MUGUETTE
Jean Pierre Bouyxou
[Erotisme - Littérature]
Ami lecteur, sois-en illico averti : Muguette n’est pas une bluette. Si tu aimes l’outrance, la caricature, l’écriture automatique, la démesure, la scatologie, le gore, si tu as sur tes rayons Les Onze Mille Verges d’Apollinaire et les OEuvres érotiques de Pierre Louÿs à ton chevet, ce livre est pour toi. Tu bourlingueras, de la Chine à Levallois-Perret, en compagnie de Muguette et de sa copine Tapée-la-Youpette, avec des haut-le-coeur, mais de franches rigolades, bien que le cerveau en capilotade. Au passage, tu croiseras Fantômas, un jeu-concours, de la grande poésie (!) et plein de délires pornographiques fantasques…

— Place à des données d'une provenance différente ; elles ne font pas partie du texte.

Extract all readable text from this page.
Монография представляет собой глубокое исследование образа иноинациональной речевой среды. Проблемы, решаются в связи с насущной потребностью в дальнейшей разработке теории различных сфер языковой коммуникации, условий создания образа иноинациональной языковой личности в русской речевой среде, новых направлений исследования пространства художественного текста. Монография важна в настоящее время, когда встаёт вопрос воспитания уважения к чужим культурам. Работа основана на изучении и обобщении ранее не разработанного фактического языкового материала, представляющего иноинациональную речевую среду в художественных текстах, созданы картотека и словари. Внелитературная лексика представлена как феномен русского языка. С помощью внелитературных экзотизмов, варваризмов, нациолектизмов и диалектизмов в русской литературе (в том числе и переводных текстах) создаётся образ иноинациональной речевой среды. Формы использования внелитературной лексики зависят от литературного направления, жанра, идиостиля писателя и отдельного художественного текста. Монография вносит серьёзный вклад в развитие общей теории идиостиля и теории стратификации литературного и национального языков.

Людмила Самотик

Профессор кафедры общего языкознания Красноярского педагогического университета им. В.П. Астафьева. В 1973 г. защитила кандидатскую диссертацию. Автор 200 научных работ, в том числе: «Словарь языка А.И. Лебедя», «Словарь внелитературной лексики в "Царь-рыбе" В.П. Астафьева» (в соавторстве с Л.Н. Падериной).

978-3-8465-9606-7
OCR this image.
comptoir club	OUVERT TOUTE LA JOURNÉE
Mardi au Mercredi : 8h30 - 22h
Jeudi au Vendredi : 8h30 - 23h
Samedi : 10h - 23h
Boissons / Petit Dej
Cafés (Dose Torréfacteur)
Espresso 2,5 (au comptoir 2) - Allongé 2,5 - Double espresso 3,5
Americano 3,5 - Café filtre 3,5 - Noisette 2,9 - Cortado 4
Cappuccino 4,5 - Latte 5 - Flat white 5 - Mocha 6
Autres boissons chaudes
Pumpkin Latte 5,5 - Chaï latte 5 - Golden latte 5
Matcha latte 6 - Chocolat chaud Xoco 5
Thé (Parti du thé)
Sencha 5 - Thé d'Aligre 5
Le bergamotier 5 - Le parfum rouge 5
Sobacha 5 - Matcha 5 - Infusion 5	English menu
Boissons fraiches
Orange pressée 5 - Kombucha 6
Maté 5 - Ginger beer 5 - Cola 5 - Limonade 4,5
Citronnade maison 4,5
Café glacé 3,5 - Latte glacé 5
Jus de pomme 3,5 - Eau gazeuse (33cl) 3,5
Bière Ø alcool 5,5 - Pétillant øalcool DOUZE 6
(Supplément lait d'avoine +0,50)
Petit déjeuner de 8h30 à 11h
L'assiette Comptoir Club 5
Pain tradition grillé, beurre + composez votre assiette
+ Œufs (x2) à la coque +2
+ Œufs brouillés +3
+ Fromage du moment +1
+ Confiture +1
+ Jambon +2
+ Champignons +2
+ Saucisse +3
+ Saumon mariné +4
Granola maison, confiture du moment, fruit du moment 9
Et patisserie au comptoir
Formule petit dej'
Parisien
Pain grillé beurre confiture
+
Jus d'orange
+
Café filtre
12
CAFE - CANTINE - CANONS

Sinon, passe vite ton chemin…
Écrite par Jean-Pierre Bouyxou comme une pochade pour amuser ses amis, Muguette n’avait pas vocation à être publiée lorsqu’elle fut écrite en 1971. Journaliste pour Paris-Match, critique de cinéma, acteur et réalisateur, Jean- Pierre Bouyxou, né en 1946, est également un auteur phare et culte de la célèbre collection des années 1980, "La Brigandine", dans laquelle il commit un certain nombre de romans sous divers pseudonymes.
Extrait: "Si le garde rouge auquel s’était adressé Muguette avait suivi de plus près la Révolution culturelle, il aurait su, par exemple, qu’on ne devait pas dire un wouang-banzaï, mot grossier, vulgaire et réactionnaire hérité des temps où le peuple chinois était réduit en esclavage, mais qu’on devait dire, tout simplement, un trou de balle. Le Dictionnaire des synonymes établi par le camarade Pino-Ku admettait en outre les expressions suivantes: trou du cul, moule à bronze et, dans les cas extrêmes, nid à merde. Muguette, qui était perspicace, comprit ce que le soldat entendait par wouang-banzaï. Eclatant du rire le plus poétiquement cristallin qu’on puisse imaginer, elle déclara au garde rouge:
- Si c’est mon cul que tu appelles wouang-banzaï, ô camarade militaire, alors c’est bien de mon wouang-banzaï que je parlais en le nommant chaudière. Pourrais tu donc, ô resplendissant camarade à grosse queue, remplir mon wouang-banzaï-chaudière en y enfournant ceci ?
Et elle désigna le braquemard du soldat.
- Chez nous, paysans-soldats de la province de Win-Pouët, répondit le garde rouge, figure-toi, ô délicieuse camarade péripatéticienne qui embaume la pisse, qu’on appelle ça un reuméleux-meuleux.
- C’est curieux, ô splendide camarade caserné, rétorqua Muguette, que vous appeliez ça un reuméleux-meuleux, car j’ai lu dans les Pensés du défunt camarade Mao qu’on devait dire un chibre ou, en cas de répétition à éviter dans une discussion cochonne, un dard, ou un zob, ou très éventuellement, entre familiers seulement, une massue-à-enculer-les-vipères-lubriques-capitalistes."